722.112
Reglement betreffend Ermittlung der Versicherungswerte und Schadenabschätzung von Gebäuden
Vom 16. September 1980 (Stand 1. Januar 2007)
Der Regierungsrat des Kantons Zug,
gestützt auf § 5 Abs. 6 und § 17 Abs. 4 der Vollziehungsverordnung vom 29. Januar 1980 zum Gesetz über die Gebäudeversicherung,
erlässt folgendes Reglement:
1. Einschätzungen, Abschätzungen und Gebäudenummerierung
Art. 1
Die Einschätzung der Gebäude erfolgt durch haupt- oder nebenamtliche Schätzungsexpertinnen oder -experten der Gebäudeversicherung.
Art. 2
Einschätzungen bis zu einem Betrage von Fr. 750 000.– können von einer haupt- oder nebenamtlichen Schätzungsexpertin oder einem haupt- oder nebenamtlichen Schätzungsexperten allein durchgeführt werden.
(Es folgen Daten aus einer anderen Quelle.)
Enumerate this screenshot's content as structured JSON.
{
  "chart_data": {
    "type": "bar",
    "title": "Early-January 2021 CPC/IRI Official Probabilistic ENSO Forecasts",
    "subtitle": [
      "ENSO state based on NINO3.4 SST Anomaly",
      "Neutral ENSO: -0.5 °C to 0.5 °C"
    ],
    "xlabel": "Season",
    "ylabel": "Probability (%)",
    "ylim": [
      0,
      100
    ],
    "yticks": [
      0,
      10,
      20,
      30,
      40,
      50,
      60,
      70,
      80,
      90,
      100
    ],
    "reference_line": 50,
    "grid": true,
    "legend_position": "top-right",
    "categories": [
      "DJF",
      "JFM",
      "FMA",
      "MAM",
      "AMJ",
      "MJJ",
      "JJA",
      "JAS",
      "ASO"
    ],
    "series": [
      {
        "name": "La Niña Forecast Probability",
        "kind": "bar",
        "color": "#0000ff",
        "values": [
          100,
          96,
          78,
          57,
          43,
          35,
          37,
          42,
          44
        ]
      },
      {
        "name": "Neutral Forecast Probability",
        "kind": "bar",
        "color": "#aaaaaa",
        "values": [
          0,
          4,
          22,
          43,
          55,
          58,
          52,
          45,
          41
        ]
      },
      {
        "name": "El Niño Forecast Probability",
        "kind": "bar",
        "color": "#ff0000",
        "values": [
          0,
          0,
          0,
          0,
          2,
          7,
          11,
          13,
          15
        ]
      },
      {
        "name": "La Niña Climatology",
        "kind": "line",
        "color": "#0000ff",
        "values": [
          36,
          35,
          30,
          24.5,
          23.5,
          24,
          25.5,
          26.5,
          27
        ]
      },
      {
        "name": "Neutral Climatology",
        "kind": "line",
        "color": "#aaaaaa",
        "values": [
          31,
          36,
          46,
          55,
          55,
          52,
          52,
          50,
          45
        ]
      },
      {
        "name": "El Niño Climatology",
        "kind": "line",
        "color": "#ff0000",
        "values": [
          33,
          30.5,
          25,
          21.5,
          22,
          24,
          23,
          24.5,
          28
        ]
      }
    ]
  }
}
Einschätzungen von Neu- und Umbauten, deren Baukosten Fr. 750 000.– übersteigen, werden von zwei Schätzungsexpertinnen oder -experten durchgeführt.
Einschätzungen von Grossobjekten werden in der Regel von hauptamtlichen Schätzungsexpertinnen oder -experten durchgeführt. Sofern notwendig, können auch nebenamtliche Schätzungsexpertinnen oder -experten sowie Fachpersonen zugezogen werden.
Diese Regelung gilt auch für Revisionssschätzungen.
Art. 3
Abschätzungen und Schadenaufnahmen werden von den hauptamtlichen Schätzungsexpertinnen oder -experten der Gebäudeversicherung vorgenommen.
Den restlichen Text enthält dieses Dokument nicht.